The corridor leading toward the secondary hold was narrow and low-ceilinged, smelling of old hemp and stale salt. The lanterns were dim, swaying rhythmically with the roll of the ship. Elias found a small nook tucked between two heavy water barrels and the bulkhead. It was a tight squeeze—his knees almost touched the opposite wall when he sat down—but it was isolated.

He pulled out the piece of driftwood he'd been working on and opened his knife. Scritch. Scritch. The wood was stubborn, but he liked the resistance. It gave him something to focus on other than the creaking of the hull.

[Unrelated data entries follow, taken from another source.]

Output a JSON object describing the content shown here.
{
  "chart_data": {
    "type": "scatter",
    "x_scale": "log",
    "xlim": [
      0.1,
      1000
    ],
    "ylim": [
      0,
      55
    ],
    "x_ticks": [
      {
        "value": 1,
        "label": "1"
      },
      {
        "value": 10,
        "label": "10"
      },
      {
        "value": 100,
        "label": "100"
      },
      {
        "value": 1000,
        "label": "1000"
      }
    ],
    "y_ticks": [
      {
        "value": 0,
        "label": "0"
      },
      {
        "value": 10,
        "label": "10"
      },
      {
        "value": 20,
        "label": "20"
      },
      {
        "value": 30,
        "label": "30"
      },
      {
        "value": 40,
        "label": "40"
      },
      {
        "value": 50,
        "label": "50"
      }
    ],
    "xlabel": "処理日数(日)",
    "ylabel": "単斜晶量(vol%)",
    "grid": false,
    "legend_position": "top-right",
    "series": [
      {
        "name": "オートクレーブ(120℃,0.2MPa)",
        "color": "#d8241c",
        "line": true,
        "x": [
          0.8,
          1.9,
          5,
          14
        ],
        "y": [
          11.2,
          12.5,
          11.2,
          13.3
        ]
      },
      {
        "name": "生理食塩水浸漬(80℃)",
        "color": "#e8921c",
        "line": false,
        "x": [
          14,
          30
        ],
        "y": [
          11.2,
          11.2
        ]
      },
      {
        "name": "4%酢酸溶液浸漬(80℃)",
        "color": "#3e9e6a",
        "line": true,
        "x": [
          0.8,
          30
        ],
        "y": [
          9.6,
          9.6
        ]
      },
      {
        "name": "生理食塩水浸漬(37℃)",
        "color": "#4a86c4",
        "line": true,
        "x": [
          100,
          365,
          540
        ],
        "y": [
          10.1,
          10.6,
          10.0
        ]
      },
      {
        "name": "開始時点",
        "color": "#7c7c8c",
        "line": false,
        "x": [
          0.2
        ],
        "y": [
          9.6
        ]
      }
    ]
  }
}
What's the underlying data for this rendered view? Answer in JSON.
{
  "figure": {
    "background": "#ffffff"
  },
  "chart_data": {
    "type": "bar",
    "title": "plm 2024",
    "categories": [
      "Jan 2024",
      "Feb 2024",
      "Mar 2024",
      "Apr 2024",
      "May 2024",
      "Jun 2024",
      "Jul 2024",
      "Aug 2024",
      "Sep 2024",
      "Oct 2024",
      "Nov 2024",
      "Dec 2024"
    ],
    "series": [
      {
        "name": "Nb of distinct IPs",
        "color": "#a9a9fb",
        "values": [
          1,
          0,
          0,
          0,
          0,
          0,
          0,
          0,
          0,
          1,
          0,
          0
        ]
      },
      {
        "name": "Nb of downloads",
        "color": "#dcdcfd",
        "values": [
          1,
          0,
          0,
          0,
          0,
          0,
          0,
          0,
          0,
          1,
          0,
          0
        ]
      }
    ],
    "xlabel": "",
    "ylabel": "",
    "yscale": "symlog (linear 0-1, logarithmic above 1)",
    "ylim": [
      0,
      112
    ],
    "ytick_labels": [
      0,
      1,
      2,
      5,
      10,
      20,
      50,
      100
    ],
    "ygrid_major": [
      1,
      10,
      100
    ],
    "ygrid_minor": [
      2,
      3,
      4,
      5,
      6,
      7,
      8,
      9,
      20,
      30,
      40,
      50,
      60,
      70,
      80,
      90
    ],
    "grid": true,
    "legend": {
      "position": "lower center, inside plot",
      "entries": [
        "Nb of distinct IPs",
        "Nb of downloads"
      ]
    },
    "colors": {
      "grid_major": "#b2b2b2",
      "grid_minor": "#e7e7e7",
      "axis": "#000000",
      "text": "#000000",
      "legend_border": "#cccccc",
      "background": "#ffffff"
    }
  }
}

He was focused on the grain, on the pressure of his thumb, when the light in the passage was suddenly swallowed up.

A shadow didn't just fall over him; it seemed to press into the nook, bringing with it a scent like stagnant lilies and cold copper. Elias didn't look up immediately, assuming Javier had followed him to apologize or offer more "advice."

"I told you, Javi, the airflow here is—"

The words died in his throat. There was no laugh. Only a wet, fluttering sound—the rhythm of gills working hard in the thin, damp air of the passage.

Elias slowly tilted his head back.

Kallena was standing directly in front of him, her tall, lean frame folded awkwardly to fit under the low beams. She was so close that her shadow completely enveloped him. Her bluish skin looked translucent in the amber lantern light, and her large, almond-shaped eyes were unfocused, staring at a point just above his left shoulder.

"Can I help you?" he asked.

She didn't answer. Just kept staring.

He shifted, uncomfortable. "Uh. Do you need something, or—"

"You're small," she said.

Elias blinked. "What?"

"Small." She tilted her head, like she was examining him. "Weak. Soft."

His jaw tightened. "Thanks."

"You'll die on this crossing." She said it matter-of-factly, like she was commenting on the weather. "Most of you will."

"Yeah. I've heard."

"But you especially."

Elias's hand tightened around the knife handle that was now in his pocket.

She smiled. Not cruel or mocking. Just... absent. Like she wasn't really seeing him at all.

"Get away from me."

She didn't move.

"I said get away."

Still nothing.

Elias stood. Fast. The movement brought him closer to her, but he didn't care. His pulse was hammering in his ears now, his vision narrowing.

"What's your problem?" he snapped. "You just walk around saying shit like that to people? You think that's funny?"

She blinked. Focused on him for the first time. Really focused.

"Funny?" she repeated.

"Yeah. Funny, what wouldn't be funny to a idiot, an fool that was made to resist the river, and couldn't even avoid the mental fog"

Her smile widened.

And that was when Elias realized he'd made a mistake.